Changement des bases de référence
Il ne faut pas oublier le passé.
En français, on parle souvent d'Amnésie écologique, mais l'étude de l'histoire environnementale nous fait reconnaitre l'existence du «changement des bases de référence» (shifting baselines).
Quand on fait place à la nouvelle génération, on oublie souvent que ces gens n'auront pas de référent passés, à moins qu'on ne leur montre.
Les animaux en déclin, les arbres devenant plus petits, tout ça devient normal pour la prochaine génération.
Il ne faut pas oublier le passé abondant qui nous a donné vie.
Une théorie sur son origine
Je vois le phénomène comme une progression linéaire — c'est une logique sur laquelle je commence à réfléchir et développer, donc je m'explique. Prenez cette affirmation publiée dans le jardin digital que vous êtes en train de lire comme une hypothèse. Je n'ai pas tout les termes pour définir tout ça, mais voici ce que je tente d'expliquer :
Ça commencerait au niveau individuel, par un phénomène anodin:
- Tout cela partirait à la base de l'ignorance de la descendance.
- Cela n'est pas un phénomène néfaste en soi, seulement une affirmation et une constatation que la personne descendante d'un ou des parents (terme entendu ici comme personne d'autorité se chargeant de transmettre de savoir à la personne) ne pourra jamais tout connaître ce que ses parents ont vécu.

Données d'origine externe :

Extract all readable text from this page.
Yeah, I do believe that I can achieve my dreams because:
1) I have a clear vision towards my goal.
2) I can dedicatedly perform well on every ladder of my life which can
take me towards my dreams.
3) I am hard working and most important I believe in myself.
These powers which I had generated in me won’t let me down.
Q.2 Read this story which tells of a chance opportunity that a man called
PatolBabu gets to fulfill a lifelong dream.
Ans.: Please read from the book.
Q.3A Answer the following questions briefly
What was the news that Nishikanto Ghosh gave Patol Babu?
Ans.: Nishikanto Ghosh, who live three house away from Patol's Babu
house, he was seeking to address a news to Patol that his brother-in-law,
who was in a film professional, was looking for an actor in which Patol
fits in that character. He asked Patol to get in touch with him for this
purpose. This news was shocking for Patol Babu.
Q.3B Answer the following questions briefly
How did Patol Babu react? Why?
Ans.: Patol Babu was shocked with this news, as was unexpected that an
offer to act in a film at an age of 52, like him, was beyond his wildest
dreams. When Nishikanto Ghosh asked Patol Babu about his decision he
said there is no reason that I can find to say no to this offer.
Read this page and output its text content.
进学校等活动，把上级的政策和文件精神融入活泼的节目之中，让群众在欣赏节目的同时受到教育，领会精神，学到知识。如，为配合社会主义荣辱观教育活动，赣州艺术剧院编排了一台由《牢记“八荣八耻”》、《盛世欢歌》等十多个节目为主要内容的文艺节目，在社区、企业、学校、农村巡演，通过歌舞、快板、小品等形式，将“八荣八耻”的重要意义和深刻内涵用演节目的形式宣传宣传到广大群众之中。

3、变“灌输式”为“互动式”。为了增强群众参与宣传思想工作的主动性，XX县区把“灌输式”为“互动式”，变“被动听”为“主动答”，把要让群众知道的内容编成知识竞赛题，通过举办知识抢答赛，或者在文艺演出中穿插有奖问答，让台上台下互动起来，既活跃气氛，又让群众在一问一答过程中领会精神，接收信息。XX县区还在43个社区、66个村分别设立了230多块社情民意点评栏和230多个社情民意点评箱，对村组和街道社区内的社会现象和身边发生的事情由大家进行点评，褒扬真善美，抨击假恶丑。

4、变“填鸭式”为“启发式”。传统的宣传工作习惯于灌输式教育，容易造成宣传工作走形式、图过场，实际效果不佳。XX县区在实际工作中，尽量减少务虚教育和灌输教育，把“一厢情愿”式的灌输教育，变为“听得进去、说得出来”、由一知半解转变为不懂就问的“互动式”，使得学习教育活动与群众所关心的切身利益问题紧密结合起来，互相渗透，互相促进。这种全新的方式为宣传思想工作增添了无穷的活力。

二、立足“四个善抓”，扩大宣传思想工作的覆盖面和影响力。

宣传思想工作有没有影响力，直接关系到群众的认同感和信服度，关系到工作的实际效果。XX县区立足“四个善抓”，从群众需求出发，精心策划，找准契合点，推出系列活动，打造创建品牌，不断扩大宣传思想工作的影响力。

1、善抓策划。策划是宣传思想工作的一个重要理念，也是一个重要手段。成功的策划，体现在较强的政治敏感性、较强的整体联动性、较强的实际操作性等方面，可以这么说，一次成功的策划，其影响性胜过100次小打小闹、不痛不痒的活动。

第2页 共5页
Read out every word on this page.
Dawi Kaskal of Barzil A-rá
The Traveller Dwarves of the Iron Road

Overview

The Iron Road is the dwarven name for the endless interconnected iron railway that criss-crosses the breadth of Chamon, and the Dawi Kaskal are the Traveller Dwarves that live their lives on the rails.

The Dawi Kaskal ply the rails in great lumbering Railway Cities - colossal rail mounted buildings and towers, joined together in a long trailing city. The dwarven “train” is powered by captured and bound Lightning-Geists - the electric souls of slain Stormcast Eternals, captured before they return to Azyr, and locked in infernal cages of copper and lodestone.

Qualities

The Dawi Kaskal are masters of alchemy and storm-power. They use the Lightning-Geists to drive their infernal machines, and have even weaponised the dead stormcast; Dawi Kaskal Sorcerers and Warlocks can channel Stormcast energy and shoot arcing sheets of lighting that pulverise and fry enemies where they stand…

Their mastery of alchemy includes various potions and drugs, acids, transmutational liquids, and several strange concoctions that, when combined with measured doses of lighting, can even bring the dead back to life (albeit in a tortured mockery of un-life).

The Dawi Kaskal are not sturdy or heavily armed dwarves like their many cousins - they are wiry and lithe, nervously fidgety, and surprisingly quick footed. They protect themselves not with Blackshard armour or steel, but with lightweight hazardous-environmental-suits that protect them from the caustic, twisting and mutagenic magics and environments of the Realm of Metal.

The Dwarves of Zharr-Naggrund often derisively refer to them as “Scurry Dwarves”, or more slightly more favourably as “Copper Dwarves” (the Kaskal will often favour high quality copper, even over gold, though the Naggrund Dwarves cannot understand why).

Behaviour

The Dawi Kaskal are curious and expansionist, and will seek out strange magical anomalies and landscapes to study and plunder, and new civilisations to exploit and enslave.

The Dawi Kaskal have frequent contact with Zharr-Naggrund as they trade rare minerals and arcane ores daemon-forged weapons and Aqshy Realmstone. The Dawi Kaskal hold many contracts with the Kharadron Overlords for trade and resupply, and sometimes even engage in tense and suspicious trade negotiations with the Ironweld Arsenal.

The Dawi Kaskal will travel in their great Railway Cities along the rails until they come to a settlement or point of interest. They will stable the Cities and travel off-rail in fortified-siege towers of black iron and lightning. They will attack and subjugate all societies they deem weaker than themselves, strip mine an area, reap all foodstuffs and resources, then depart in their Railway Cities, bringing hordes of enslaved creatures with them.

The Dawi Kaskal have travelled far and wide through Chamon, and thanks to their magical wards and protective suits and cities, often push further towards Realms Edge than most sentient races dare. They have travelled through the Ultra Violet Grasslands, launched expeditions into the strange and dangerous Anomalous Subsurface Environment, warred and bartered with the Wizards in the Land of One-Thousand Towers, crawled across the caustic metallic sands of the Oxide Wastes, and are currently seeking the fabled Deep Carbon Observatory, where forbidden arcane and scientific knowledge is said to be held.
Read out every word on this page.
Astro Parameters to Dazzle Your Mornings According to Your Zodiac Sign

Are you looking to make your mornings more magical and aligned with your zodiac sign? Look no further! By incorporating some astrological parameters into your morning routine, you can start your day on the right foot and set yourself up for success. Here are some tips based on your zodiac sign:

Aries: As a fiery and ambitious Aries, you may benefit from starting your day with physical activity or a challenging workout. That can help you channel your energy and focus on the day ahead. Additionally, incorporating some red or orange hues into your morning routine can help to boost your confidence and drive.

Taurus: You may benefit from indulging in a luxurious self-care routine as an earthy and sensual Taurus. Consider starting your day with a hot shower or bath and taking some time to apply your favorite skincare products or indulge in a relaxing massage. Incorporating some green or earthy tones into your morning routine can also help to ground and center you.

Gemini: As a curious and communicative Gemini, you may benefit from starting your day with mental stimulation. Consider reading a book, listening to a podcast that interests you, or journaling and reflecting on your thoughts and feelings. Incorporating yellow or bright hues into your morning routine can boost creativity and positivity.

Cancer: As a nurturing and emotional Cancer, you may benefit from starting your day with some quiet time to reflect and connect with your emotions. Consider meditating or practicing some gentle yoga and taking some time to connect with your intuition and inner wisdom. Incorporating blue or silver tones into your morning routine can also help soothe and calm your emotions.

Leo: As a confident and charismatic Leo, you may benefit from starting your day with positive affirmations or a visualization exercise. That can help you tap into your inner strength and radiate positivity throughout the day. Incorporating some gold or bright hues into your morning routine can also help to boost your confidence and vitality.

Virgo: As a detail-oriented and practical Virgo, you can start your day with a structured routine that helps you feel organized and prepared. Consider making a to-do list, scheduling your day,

- De là vient le changement de perspective générationnel, vécu à un niveau individuel par rapport au parent.
- Je propose qu'au cours de son développement jusqu'à l'âge adulte et au-delà, la personne sera portée à adopter une perspective fondamentalement différente de ses parents, basée sur les expériences qu'elle a vécu. On peut extrapoler que cette personne tirera, dans l'exemple de l'écologie, des conclusions sur la normalité d'un habitat qui seront basées sur la santé et la quantité de faune et de flore (aussi, d'habitat) observée.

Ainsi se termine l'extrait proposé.